Ms Harrison: That work is going on right now, Chair, at the Department and in the HSC. All that planning is under way.

The Chairperson (Mr Gildernew): I have an indication from Pat Sheehan, who is on the phone. Go ahead, Pat, with your question.

Mr Sheehan: Thanks, Chair. I want to ask Brendan about data sharing. Is he aware of data not being shared by the South on travellers coming in, particularly through Dublin Airport, and coming North? There was a problem with that a relatively short time ago.

Mr O'Neill: Thank you, Mr Sheehan. I believe that that relates to the travel locator forms. That is not strictly healthcare data. I believe that it relates to border security, as such, but it is information that people need. It is not within my policy area.

Mr Sheehan: OK, so despite the headline that there are no problems with data sharing, we have a situation here where that particular data relates to a healthcare issue, but there is a problem with sharing it for other reasons.

Mr O'Neill: Maybe I was unclear. I probably should have stated that there are no problems with direct healthcare information being exchanged — direct care being for those treatments and life-threatening cases. There might be issues that are outside our remit.

Mr Sheehan: But there are clearly problems in other areas of data sharing.

Mr O'Neill: Outwith the direct responsibilities of the Department of Health, there may be.

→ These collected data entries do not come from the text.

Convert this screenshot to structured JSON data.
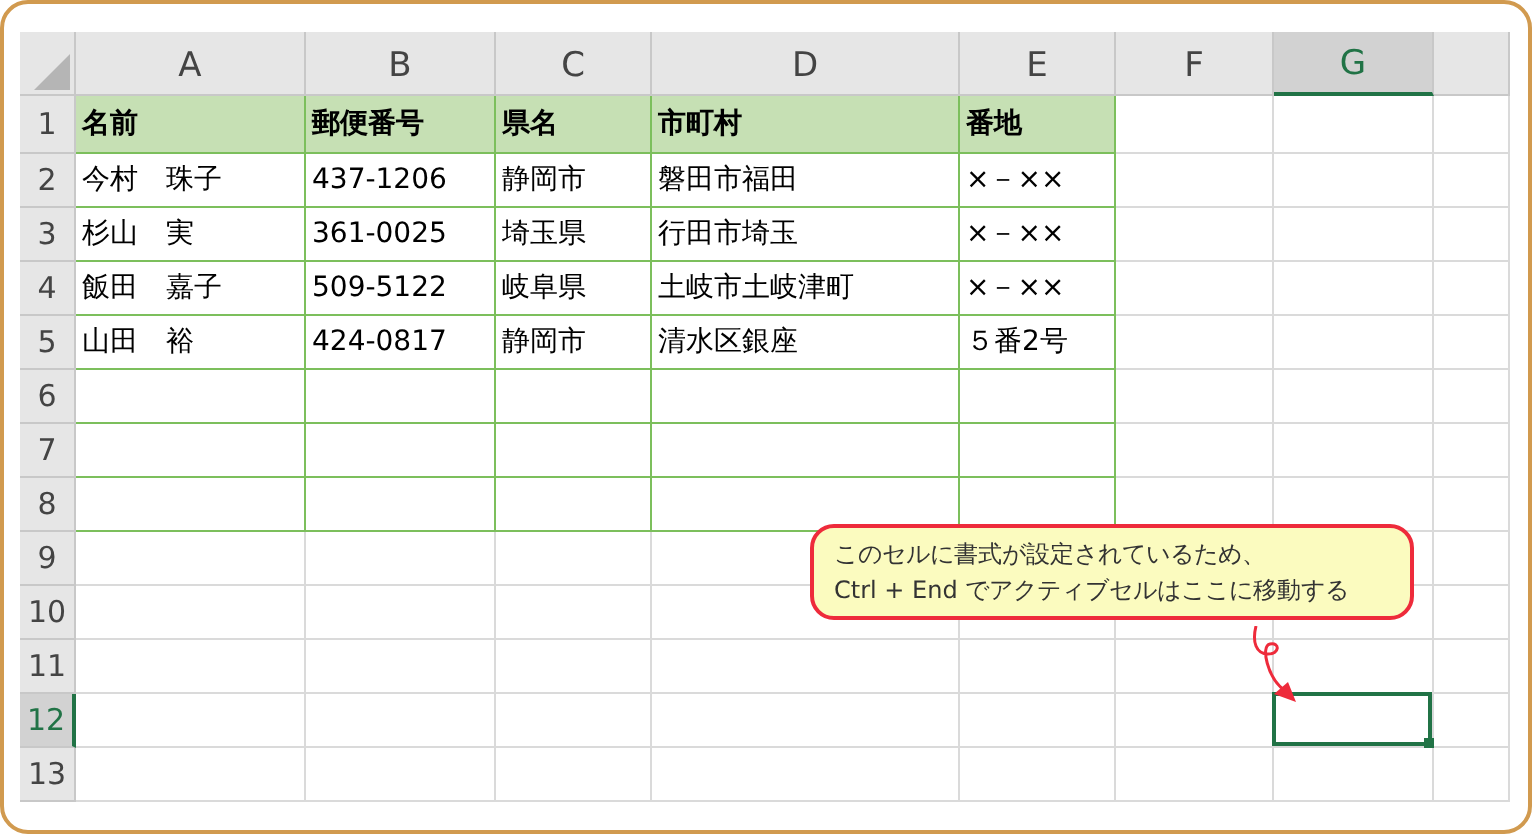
{
  "sheet": {
    "columns": [
      {
        "label": "A",
        "selected": false,
        "formatted": true
      },
      {
        "label": "B",
        "selected": false,
        "formatted": true
      },
      {
        "label": "C",
        "selected": false,
        "formatted": true
      },
      {
        "label": "D",
        "selected": false,
        "formatted": true
      },
      {
        "label": "E",
        "selected": false,
        "formatted": true
      },
      {
        "label": "F",
        "selected": false,
        "formatted": false
      },
      {
        "label": "G",
        "selected": true,
        "formatted": false
      },
      {
        "selected": false,
        "formatted": false
      }
    ],
    "rows": [
      {
        "label": "1",
        "selected": false,
        "kind": "header",
        "cells": [
          "名前",
          "郵便番号",
          "県名",
          "市町村",
          "番地"
        ]
      },
      {
        "label": "2",
        "selected": false,
        "kind": "data",
        "cells": [
          "今村　珠子",
          "437-1206",
          "静岡市",
          "磐田市福田",
          "×－××"
        ]
      },
      {
        "label": "3",
        "selected": false,
        "kind": "data",
        "cells": [
          "杉山　実",
          "361-0025",
          "埼玉県",
          "行田市埼玉",
          "×－××"
        ]
      },
      {
        "label": "4",
        "selected": false,
        "kind": "data",
        "cells": [
          "飯田　嘉子",
          "509-5122",
          "岐阜県",
          "土岐市土岐津町",
          "×－××"
        ]
      },
      {
        "label": "5",
        "selected": false,
        "kind": "data",
        "cells": [
          "山田　裕",
          "424-0817",
          "静岡市",
          "清水区銀座",
          "５番2号"
        ]
      },
      {
        "label": "6",
        "selected": false,
        "kind": "data"
      },
      {
        "label": "7",
        "selected": false,
        "kind": "data"
      },
      {
        "label": "8",
        "selected": false,
        "kind": "data"
      },
      {
        "label": "9",
        "selected": false,
        "kind": "plain"
      },
      {
        "label": "10",
        "selected": false,
        "kind": "plain"
      },
      {
        "label": "11",
        "selected": false,
        "kind": "plain"
      },
      {
        "label": "12",
        "selected": true,
        "kind": "plain"
      },
      {
        "label": "13",
        "selected": false,
        "kind": "plain"
      }
    ]
  },
  "callout": {
    "lines": [
      "このセルに書式が設定されているため、",
      "Ctrl + End でアクティブセルはここに移動する"
    ]
  }
}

We have enough to cover with what we are doing at the moment.

Mr Sheehan: OK. Thanks for that.

The Chairperson (Mr Gildernew): OK. Thank you, members, and thanks to the panel for your presentation, answers and commitment to send further information that was asked for during the session. Thank you, Cathy and the entire team, for your attendance. Good luck in the time ahead. I, honestly, wish you all the best of luck.

Can I ask one final question, Cathy? What is your key concern at the minute about EU exit? What issue is your top priority?

Ms Harrison: The main issue for me, out of all the issues, is healthcare supplies. An enormous amount of work has gone on. Now, it is about providing assurance and drilling down into some particular areas that we still need to focus on. We are moving into a very active phase now given the attention that is on that. I am in contact with wholesalers in the pharmaceutical industry. We have very good relationships. It is important to provide that assurance to the public that a huge amount of work has gone on and that we will keep a very active watch on that in the coming weeks.

The Chairperson (Mr Gildernew): Will you seek additional time for that, similar to the medicines issue, if it is required, and do you think that it would be granted if the situation were serious enough to warrant it?

Ms Harrison: Our understanding is that the additional 12 months that we have secured cannot be extended on the medicines issue. That is a definite redline, if you like, with regard to a new deadline. On other matters, we are waiting on some critical decisions to be made, as we outlined in the briefing. As I say, as a result, it may be a good idea for us to provide a further brief in a few weeks' time. I will take your advice on that, Chair. We would be very happy to do that.

The Chairperson (Mr Gildernew): Yes, that might be a good idea. Thank you for that. Thank you for staying on beyond the scheduled time because of the technical issues. I appreciate your answers, and good luck for the future.